Can you guys help me out with solving the following problems.

Here is the problem 1 that I wanted to prove:

Let M: H--> H be diagonalizable (H vector space and W subspace of H). W is M- invariant. Prove that the restriction of M to W is daigonalizable and that T:M/W-->M/W is diagonalizable (note: M/W means M quotient W and not restriction of M to W, i.e the quotient space).

Problem 2:

Let M: H--> H has n distinct eigenvalues (note: dimension of H is n).

Let U: H-->H commute with M. show that U is diagonalizable?

It depends how much you know.

It's easy for example to show that if $\displaystyle m_1,m_2,m_3$ are the minimal polynomials for $\displaystyle H\to H$, $\displaystyle W\to W$, and $\displaystyle M/W\to M/W$ respectively, then $\displaystyle m_2,m_3\mid m_1$. The conclusion pretty much follows then from the fact that a linear operator $\displaystyle T:V\to V$ where $\displaystyle V$ is a $\displaystyle F$-space is diagonalizable if and only if $\displaystyle m_T$ splits over $\displaystyle F$ into distinct linear factors.

You can use the same theorem for part two. Namely, since the characteristic polynomial $\displaystyle p_M$ splits into linear factors and its minimal polynomial $\displaystyle m_M$ divides $\displaystyle p_M$ it must split into linear factors.

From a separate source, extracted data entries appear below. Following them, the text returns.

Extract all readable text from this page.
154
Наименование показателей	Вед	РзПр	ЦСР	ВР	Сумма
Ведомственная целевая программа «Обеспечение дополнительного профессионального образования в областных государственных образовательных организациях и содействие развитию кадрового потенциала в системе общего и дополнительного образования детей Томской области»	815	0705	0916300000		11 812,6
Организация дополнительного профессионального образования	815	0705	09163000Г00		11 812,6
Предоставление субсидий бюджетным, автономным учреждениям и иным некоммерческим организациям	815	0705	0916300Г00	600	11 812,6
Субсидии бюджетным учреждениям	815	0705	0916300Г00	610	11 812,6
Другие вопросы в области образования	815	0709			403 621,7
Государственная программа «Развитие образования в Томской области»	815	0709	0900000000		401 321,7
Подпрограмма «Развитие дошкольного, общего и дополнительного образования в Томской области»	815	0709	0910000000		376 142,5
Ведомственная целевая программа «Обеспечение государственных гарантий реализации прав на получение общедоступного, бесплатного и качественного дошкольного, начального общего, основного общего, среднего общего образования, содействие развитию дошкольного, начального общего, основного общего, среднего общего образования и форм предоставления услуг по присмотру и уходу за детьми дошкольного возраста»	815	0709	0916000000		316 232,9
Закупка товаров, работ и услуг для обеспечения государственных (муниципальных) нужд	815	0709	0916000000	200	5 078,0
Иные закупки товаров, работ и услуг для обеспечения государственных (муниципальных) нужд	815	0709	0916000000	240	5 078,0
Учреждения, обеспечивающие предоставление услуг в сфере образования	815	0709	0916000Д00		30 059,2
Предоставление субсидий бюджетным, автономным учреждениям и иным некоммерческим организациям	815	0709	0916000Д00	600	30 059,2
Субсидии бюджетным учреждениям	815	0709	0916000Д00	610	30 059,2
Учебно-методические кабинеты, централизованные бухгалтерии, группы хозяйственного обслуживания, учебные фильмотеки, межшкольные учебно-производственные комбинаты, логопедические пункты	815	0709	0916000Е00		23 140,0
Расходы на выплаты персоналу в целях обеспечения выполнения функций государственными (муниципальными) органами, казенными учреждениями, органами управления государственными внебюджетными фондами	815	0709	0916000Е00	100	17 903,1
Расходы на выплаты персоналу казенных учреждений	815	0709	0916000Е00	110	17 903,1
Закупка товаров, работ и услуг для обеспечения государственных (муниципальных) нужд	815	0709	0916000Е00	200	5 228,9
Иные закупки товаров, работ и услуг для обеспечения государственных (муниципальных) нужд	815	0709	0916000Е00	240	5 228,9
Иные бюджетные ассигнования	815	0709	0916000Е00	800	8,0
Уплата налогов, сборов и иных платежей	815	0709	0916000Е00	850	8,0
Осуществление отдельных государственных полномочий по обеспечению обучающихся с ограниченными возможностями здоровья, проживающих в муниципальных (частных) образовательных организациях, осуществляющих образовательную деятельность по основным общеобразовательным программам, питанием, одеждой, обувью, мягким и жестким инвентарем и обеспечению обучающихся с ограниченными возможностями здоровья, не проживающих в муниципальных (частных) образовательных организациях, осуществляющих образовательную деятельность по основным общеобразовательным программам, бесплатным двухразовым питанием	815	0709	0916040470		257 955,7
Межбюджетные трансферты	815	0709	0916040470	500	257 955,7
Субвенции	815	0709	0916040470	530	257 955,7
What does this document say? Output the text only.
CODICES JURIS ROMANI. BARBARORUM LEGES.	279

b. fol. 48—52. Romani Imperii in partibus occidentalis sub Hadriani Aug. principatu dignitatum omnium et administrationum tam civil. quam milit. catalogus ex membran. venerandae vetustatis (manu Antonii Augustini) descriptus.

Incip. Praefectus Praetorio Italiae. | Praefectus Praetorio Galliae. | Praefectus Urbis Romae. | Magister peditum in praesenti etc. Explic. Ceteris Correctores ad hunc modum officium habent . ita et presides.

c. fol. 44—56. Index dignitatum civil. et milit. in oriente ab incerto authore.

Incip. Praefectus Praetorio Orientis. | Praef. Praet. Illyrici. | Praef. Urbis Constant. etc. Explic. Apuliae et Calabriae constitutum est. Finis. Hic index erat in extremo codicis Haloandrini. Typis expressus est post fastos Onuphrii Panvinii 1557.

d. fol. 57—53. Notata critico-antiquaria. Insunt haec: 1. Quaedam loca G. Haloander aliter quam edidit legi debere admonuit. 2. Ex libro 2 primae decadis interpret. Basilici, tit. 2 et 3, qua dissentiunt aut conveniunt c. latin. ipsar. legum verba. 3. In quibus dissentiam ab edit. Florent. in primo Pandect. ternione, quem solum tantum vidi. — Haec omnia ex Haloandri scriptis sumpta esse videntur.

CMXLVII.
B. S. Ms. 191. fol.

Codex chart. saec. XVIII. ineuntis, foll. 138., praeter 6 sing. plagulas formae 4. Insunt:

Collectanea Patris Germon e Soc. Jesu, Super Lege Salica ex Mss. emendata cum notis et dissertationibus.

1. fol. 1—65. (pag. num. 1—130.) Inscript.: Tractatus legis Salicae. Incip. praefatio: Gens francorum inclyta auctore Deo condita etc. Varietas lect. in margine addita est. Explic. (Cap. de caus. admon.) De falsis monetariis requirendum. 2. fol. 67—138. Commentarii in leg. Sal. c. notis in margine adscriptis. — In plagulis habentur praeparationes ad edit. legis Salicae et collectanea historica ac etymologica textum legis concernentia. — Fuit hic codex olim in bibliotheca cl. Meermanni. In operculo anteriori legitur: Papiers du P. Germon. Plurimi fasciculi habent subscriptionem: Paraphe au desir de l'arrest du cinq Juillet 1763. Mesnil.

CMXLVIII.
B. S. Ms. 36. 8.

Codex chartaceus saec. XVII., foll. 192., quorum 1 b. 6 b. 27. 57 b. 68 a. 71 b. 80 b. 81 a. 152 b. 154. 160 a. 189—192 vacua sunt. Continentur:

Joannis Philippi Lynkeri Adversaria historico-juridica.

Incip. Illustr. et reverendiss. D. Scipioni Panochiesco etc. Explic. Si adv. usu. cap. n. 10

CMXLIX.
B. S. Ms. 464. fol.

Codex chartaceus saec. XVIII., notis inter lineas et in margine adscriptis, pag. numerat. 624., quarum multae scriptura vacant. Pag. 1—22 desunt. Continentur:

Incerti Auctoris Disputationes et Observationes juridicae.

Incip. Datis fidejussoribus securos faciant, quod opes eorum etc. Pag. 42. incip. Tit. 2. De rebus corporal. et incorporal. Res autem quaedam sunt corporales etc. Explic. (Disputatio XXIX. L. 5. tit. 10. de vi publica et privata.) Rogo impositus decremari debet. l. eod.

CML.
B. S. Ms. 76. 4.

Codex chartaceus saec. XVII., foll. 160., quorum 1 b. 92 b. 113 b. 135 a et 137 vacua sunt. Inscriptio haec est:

What do you think for the last part?

Re: prove: restriction of an operator to invariant subspace is diagolizable?

Thanks a lot Drexel28

I am still not confused on how you figured out that m2, m3 divides m1, and how can we use that fact to answer our problem. Can you, please, elaborate more?

Re: prove: restriction of an operator to invariant subspace is diagolizable?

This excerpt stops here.